I think it is possible that you may also recognize some of your past karma, as I have when chasing after some fleeting attractions. The clash with reality you may encounter, could possibly be similar scenarios you set up with others in the distant past and now they are being served to you presently as they have myself. It most likely does not always occur to us that we have played opposite sex roles in other lives so now we are seeing it from a male role instead of the female role we may have created for our future karma now taking place in the present.
I have found that when I spent time with Amma I often brought friends with me. And often those times were quite chaotic as I look back on them. So I would have to say that if my friends we’re not ready for the energies of the Master I would say that I experienced disillusioning times with them that gave me a recognition of just where they we’re on the spiritual map. Perhaps its to help us realize where we and others are at on the ‘map of consciousness’ And those experiences have come to help us grow.
I’m beginning to realize that unless I go to India I may not be with the Master in the flesh this lifetime again.
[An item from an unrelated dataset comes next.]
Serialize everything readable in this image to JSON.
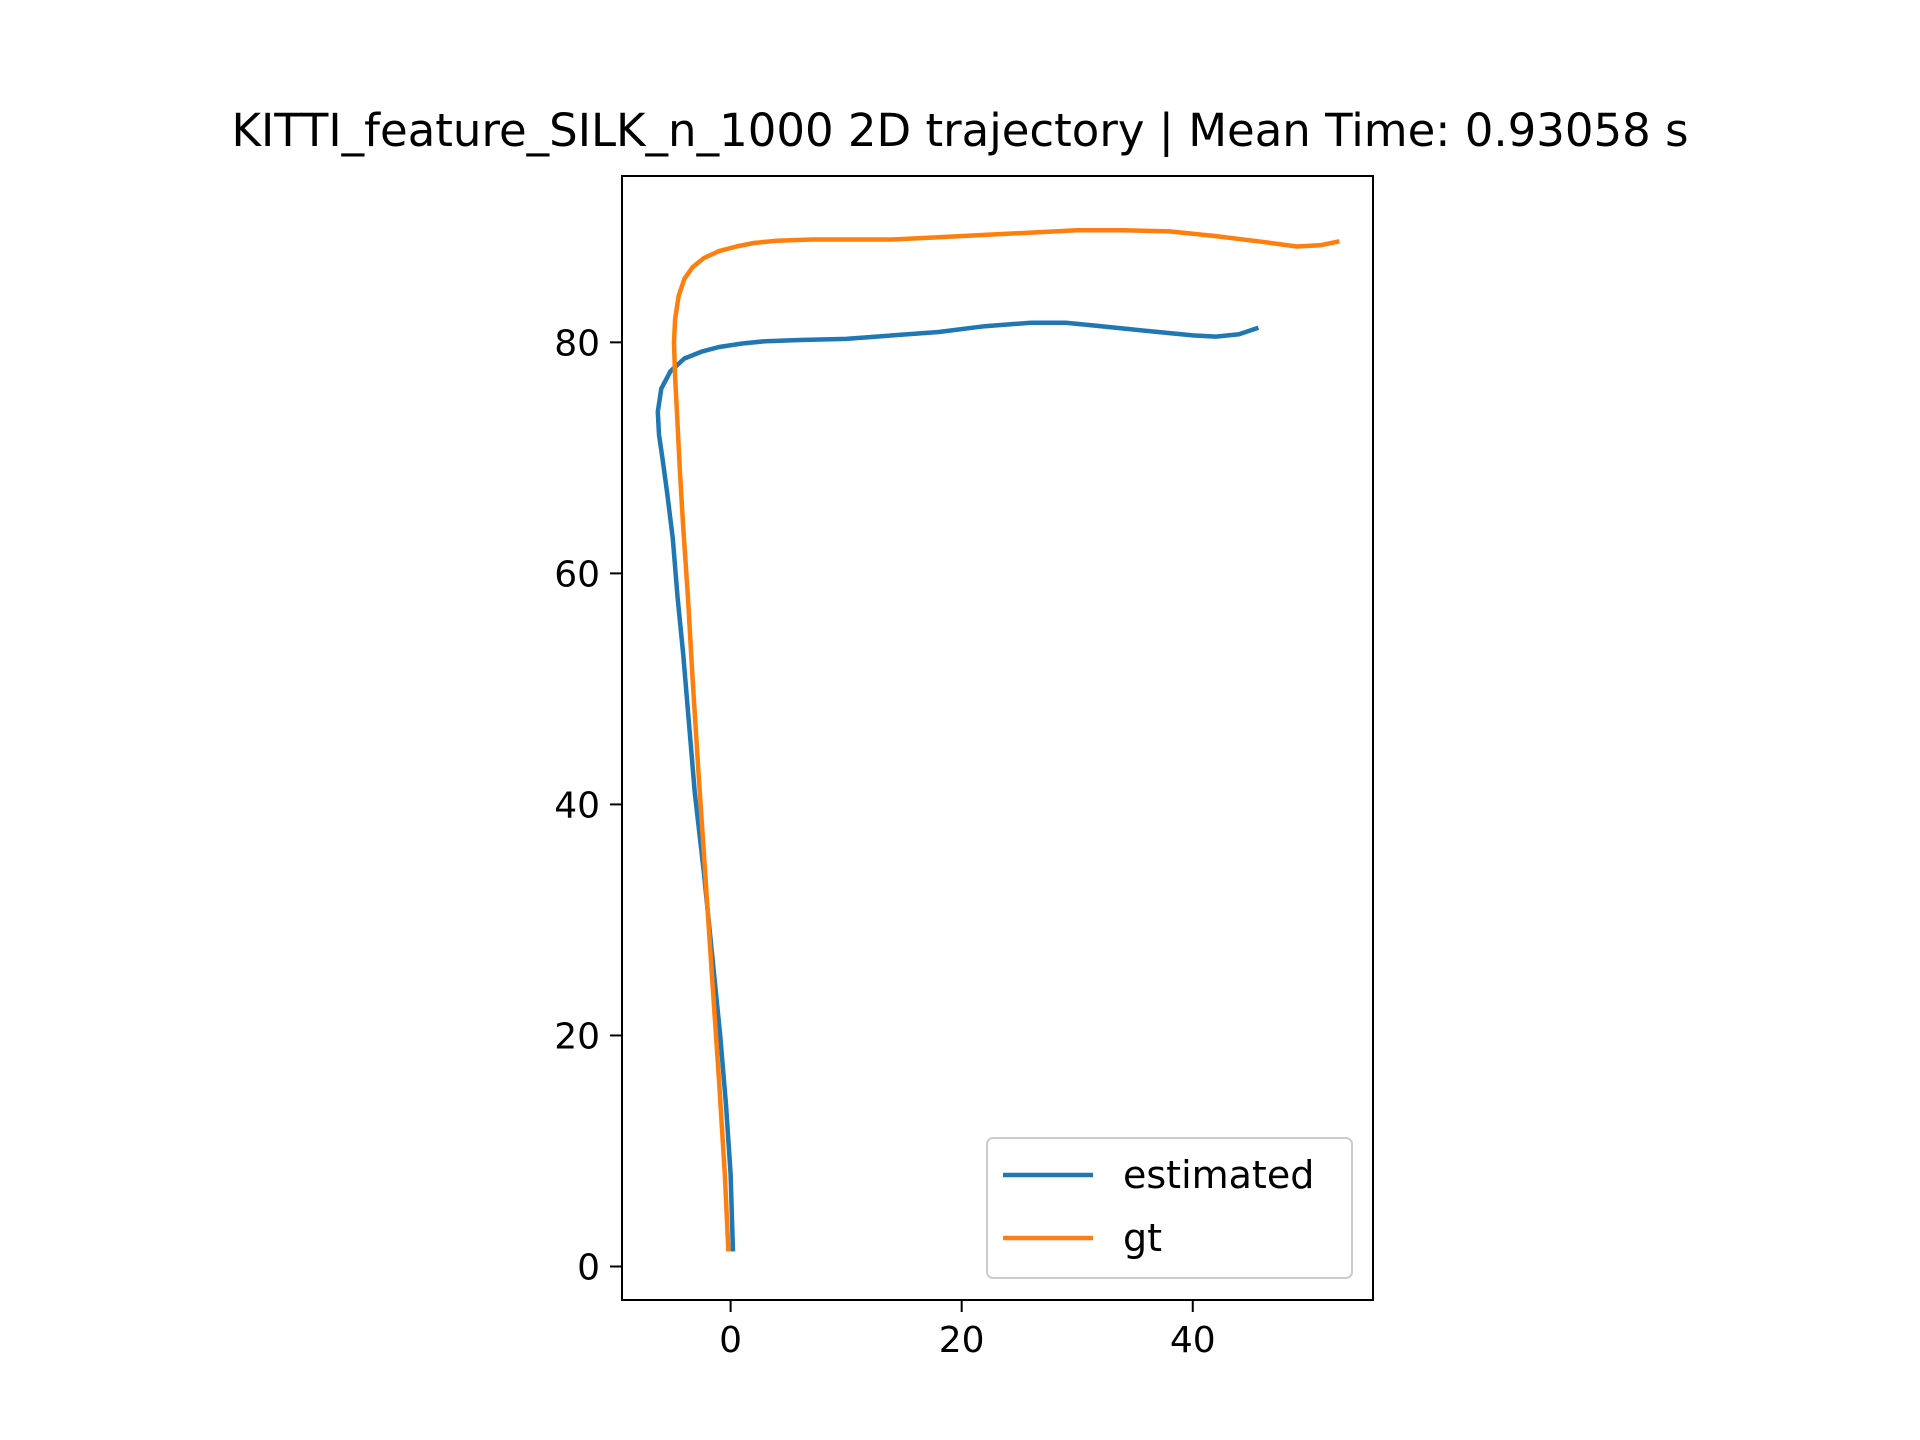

That is a concern of mine. Eric;I also have much more to share with you regarding my experiences with other people while visiting and after visiting Amma. They were not all dissolutions but they were all eventful! So in my case I will say that the karma she ‘speeded up’ certainly helped me size up my relationships with those close to me who saw Amma with me. It is also apparent to me that some of the spiritual lessons I encountered while seeing Amma are now playing out in my life in rapid succession and revealing to me just what my relationships limits and boundaries are with those close to me who saw Amma as I brought them and invited them along. It is a very amazing insight.
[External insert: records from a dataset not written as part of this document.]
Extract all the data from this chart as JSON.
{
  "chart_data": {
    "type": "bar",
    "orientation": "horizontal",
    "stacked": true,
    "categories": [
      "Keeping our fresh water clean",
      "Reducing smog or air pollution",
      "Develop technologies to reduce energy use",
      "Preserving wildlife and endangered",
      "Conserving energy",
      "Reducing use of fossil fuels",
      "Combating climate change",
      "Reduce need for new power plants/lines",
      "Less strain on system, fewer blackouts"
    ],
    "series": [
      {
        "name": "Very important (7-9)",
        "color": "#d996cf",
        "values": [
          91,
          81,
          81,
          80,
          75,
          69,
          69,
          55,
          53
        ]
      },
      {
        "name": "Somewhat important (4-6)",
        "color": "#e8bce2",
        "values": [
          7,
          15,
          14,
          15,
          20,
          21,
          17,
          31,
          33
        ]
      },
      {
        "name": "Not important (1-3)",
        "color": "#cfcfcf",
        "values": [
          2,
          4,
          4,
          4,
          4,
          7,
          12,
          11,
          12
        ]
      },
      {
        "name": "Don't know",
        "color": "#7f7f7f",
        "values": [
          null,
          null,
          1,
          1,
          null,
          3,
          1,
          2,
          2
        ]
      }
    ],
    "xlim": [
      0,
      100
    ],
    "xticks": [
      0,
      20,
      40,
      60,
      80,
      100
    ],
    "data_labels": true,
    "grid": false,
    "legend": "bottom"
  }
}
This is similar to what I feel are fantasies. That other people who reject our fantasies help highlight that we are indeed motivated by Ego than seeing reality as it is.
I have had such an instance in pursuing a physical attraction. I had rose-colored glasses. But it's is like a game after all and if you don't play your cards right there go your chances. Nature teaches me it is a dance and these drives are normal... but perhaps I should be looking for more genuine connections than just physical ones? I still want the physical excitement.
It also interest me, your observation about Masters. It seems whenever I visit a Master- while I am comforted by their presence- shortly afterwards I go through some kind of conflict. My friend says this is the master speeding up our karma. In other words, it isn't always sunshine and roses.